22. device according to claim 21, which is characterized in that the request message further includes the first peace of the terminal All-round power, the first security capabilities and the message authentication code of the terminal authenticate the legal of the terminal for the source base station Property.

23. a kind of device, is applied to base station, the base station is source base station characterized by comprising

Communication unit, for receiving the request message from target BS, the request message is for request terminal Hereafter, the request message includes message authentication code, and the message authentication code is raw according to the first security capabilities of the terminal At, the message authentication code authenticates the legitimacy of the terminal for source base station；

Processing unit, for verifying the message authentication code；

If the processing unit verification is correct, the communication unit is also used to send security algorithm, institute to the target BS The security algorithm that security algorithm is negotiated between the terminal and the source base station is stated, the context of the terminal includes the peace Full algorithm.

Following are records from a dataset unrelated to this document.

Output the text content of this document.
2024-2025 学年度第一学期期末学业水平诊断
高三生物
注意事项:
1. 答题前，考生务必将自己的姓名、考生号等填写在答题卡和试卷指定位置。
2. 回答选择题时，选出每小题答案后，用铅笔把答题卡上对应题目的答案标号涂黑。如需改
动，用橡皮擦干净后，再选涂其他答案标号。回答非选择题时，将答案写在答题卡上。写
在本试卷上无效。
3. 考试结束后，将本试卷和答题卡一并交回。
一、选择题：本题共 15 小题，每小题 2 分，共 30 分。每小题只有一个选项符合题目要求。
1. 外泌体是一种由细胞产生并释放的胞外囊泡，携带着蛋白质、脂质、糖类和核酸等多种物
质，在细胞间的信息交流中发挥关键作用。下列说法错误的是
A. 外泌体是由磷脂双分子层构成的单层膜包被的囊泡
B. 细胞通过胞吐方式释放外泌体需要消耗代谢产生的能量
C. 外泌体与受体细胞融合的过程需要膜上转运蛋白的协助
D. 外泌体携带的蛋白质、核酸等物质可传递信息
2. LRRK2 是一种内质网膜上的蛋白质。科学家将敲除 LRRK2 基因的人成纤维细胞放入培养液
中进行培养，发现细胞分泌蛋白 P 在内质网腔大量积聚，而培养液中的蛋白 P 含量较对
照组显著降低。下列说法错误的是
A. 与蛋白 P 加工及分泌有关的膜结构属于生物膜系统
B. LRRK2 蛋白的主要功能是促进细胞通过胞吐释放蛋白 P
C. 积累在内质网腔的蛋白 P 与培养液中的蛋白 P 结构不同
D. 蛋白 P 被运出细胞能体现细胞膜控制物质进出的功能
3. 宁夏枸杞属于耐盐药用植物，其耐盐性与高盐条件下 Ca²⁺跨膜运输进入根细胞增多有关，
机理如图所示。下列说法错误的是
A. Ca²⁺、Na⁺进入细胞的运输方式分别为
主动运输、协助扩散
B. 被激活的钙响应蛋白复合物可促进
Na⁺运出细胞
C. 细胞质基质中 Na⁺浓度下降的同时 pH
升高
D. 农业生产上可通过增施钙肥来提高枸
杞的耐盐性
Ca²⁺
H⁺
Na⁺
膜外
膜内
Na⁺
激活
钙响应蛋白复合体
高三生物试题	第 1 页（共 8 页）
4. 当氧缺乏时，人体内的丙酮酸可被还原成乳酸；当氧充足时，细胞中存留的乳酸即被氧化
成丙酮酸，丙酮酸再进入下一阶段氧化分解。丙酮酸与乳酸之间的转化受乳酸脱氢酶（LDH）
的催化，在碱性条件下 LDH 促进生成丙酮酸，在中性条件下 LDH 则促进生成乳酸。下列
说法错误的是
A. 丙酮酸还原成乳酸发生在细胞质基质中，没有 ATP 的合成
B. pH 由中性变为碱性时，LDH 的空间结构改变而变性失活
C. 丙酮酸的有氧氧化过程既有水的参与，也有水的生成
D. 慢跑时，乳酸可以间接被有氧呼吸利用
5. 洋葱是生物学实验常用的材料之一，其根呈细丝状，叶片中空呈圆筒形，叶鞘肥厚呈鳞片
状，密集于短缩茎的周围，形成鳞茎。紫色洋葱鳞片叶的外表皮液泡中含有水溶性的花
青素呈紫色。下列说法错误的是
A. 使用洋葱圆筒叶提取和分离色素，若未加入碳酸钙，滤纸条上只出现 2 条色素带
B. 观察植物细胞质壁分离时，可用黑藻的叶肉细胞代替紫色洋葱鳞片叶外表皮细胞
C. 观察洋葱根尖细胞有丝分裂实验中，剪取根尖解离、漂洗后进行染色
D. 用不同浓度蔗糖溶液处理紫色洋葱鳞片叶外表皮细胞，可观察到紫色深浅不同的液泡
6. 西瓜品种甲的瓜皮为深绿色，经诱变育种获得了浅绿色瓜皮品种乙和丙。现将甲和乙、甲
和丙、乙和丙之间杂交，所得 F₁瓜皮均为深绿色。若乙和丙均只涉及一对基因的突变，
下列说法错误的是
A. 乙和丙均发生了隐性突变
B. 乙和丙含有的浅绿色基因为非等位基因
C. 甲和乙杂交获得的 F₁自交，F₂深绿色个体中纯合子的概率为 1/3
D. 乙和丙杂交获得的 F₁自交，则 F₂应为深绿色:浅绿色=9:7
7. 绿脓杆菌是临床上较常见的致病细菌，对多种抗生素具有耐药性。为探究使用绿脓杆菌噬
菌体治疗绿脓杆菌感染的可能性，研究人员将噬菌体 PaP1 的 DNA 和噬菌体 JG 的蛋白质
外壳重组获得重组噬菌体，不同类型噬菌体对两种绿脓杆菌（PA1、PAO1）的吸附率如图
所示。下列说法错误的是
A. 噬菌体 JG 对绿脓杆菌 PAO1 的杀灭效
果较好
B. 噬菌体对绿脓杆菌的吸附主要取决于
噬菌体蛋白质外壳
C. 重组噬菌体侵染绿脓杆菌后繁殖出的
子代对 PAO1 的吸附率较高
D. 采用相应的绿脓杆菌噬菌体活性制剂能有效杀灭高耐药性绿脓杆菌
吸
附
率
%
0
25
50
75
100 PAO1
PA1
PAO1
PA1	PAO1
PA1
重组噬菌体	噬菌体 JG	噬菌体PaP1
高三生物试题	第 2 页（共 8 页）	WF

24. device according to claim 23, which is characterized in that the request message further includes the first peace of the terminal All-round power, the processing unit are specifically used for the first security capabilities according to the terminal, verify the message authentication code；Or Person,

The processing unit is specifically used for the second security capabilities according to the terminal, verifies the message authentication code, the end Second security capabilities at end is the security capabilities of the terminal on the source base station.

25. a kind of terminal, which is characterized in that including the device as described in any one of claim 13 to 16.

26. a kind of base station, which is characterized in that including the device as described in any one of claim 17 to 24.

27. a kind of computer readable storage medium, which is characterized in that instruction is stored in the computer readable storage medium, When run on a computer, so that method described in any one of computer perform claim requirement 1 to 12.

28. a kind of computer program product, which is characterized in that include instruction in the computer program product, when it is being calculated When being run on machine, so that method described in any one of computer perform claim requirement 1 to 12.